Psalm 48: Particularity

“Tarshish,” mentioned in verse 7 of this psalm, represents what might as well be on the other side of the universe. For the Israelites, those non-seafaring people who turned their gaze toward Zion, ships built to go as far as nearly mythical Tarshish were impossible, even unimaginable. Asserting that such things are nonetheless subject to the sovereign ability of Israel’s God to “shatter” things was a statement of the greatest faith.
     We in the U.S., early twenty-first century, are so different from those people that Psalm 48 itself represents a sort of Tarshish, something that is on the other side of the universe from us. That strange and distant something is a belief in a holy place, a particular holy place. In this psalm Zion is that place. Having been faced with multiple claims for diverse holy places and conflicting sacred creeds, modern humanity chose, a couple centuries or so ago, “none of the above.” To some extent this withdrawal from belief in particular sanctified places and objects began with the Protestant Reformation. At any rate, while we might say that we prefer or even love a certain place, be it home or Disney World, we’re not likely to call it God’s city or God’s mountain in any exclusive sense, which is precisely what this psalm and other psalms do.

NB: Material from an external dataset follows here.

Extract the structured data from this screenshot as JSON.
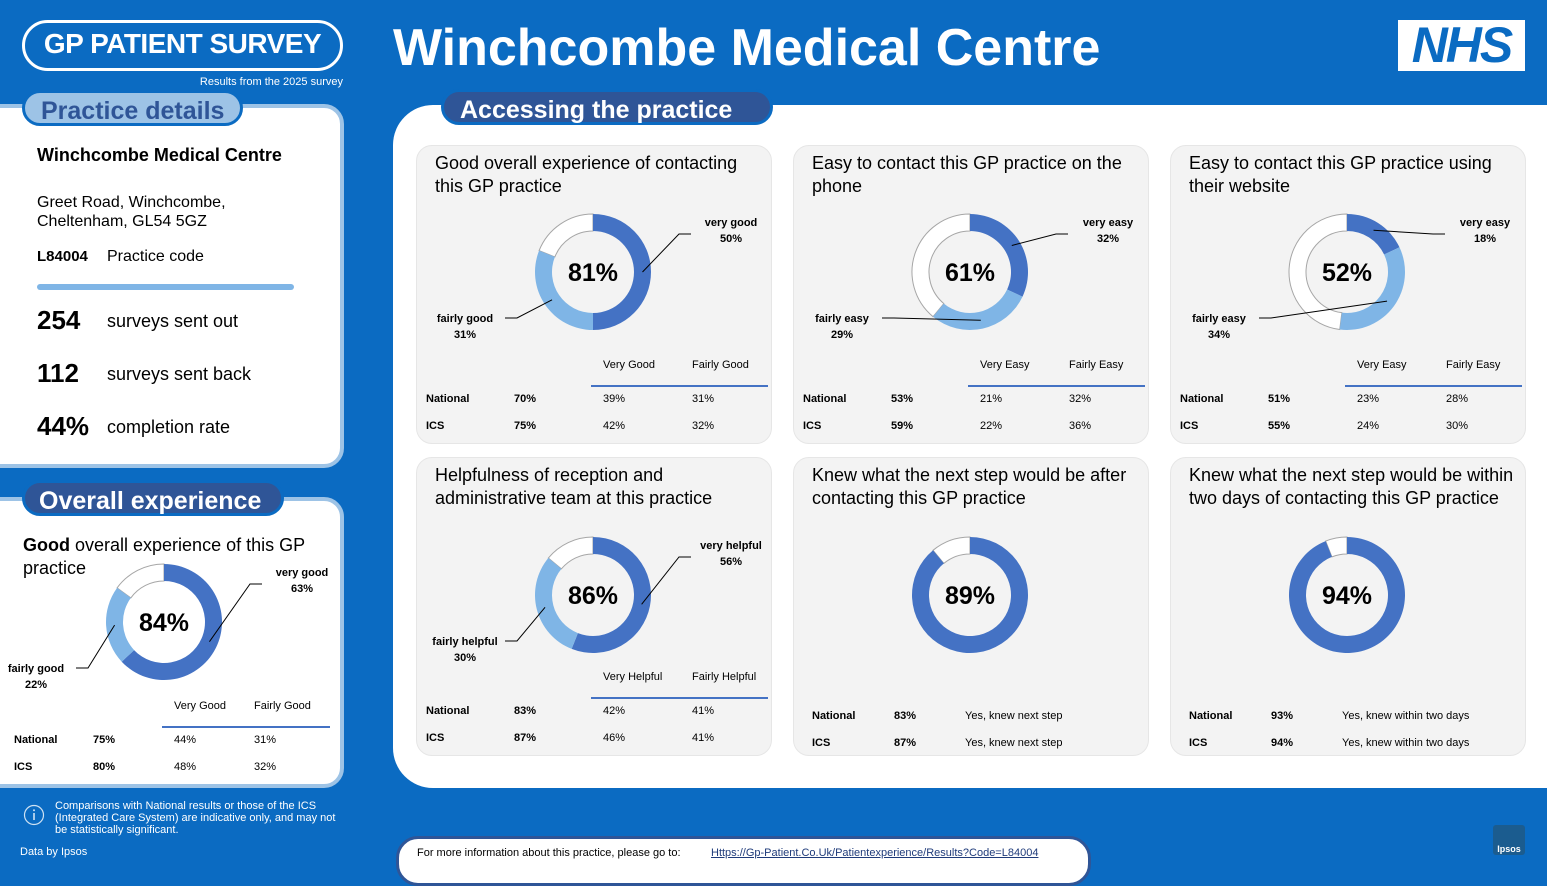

     Good for us, but how we think nowadays not only blocks us from belief in the holy specialness of this or that place, but also from believing in the one gospel of the one savior. We can’t tell the gospel story without assuming that it describes the atmosphere in which all humanity lives and moves, and such belief in the universal specialness of a particular man (Jesus) is just plain odd, just plain unbelievable in our time.
     But that, on the other hand, means that the gospel can be all the more amazing “good news” for people in our time. Explaining that fully would take more time and space than I want to give it here, so I will give you one very compressed thought-starter: The gospel of God’s love can be amazing good news because it connects with something that many of us know about ourselves but have no place for in our thinking, namely that love is basic to what we are, even more basic than opposable thumbs, language, or walking on our hind feet. Realization of the place of love in the universe, and therefore in our creation, continued existence, and redemption is like unexpectedly meeting a close friend in an empty desert or a strange city. We are amazed.
     So how do we pray or sing Psalm 48? I know of a formerly popular song or praise chorus that quotes it, particularly verse 2: “Beautiful for situation, the joy of the whole earth, is Mount Zion, on the sides of the north, the city of the great King” (KJV). The rhythm of those words demands that they be sung, but I don’t know what they all mean, or identify with that hill in a big, busy, and strange city on the other side of the world, or think of that city as particularly God’s hometown.
     What, then, is the special guarded place, our Zion, the place God allows us to identify with his presence? It is Jesus, particularly Jesus on the cross. We get out of step with our age by saying there has been a decisive point in time that all history, including all human biographies, is centered on. If we can call that Zion, then we have a way to sing this psalm.

  • “Tarshish” may have started as the name of a real place. One of the more likely candidates is a Phoenician colony in southern Spain. The Phoenicians were great sailors and colonizers, unlike their neighbors to the south, the Israelites, for whom “Tarshish” could become a proverbial term for “way out there, where we don’t go.”
  • “Realization of the place of love in the universe is like unexpectedly meeting a close friend in an empty desert or a strange city.” For more on that see my post “Love 1: The Original.”
  • These posts on the Psalms are in aid of the reading of the Psalms—one a day through the first five months of 2022—by members, attenders, friends, et al. of Together Church, Wyoming, MI.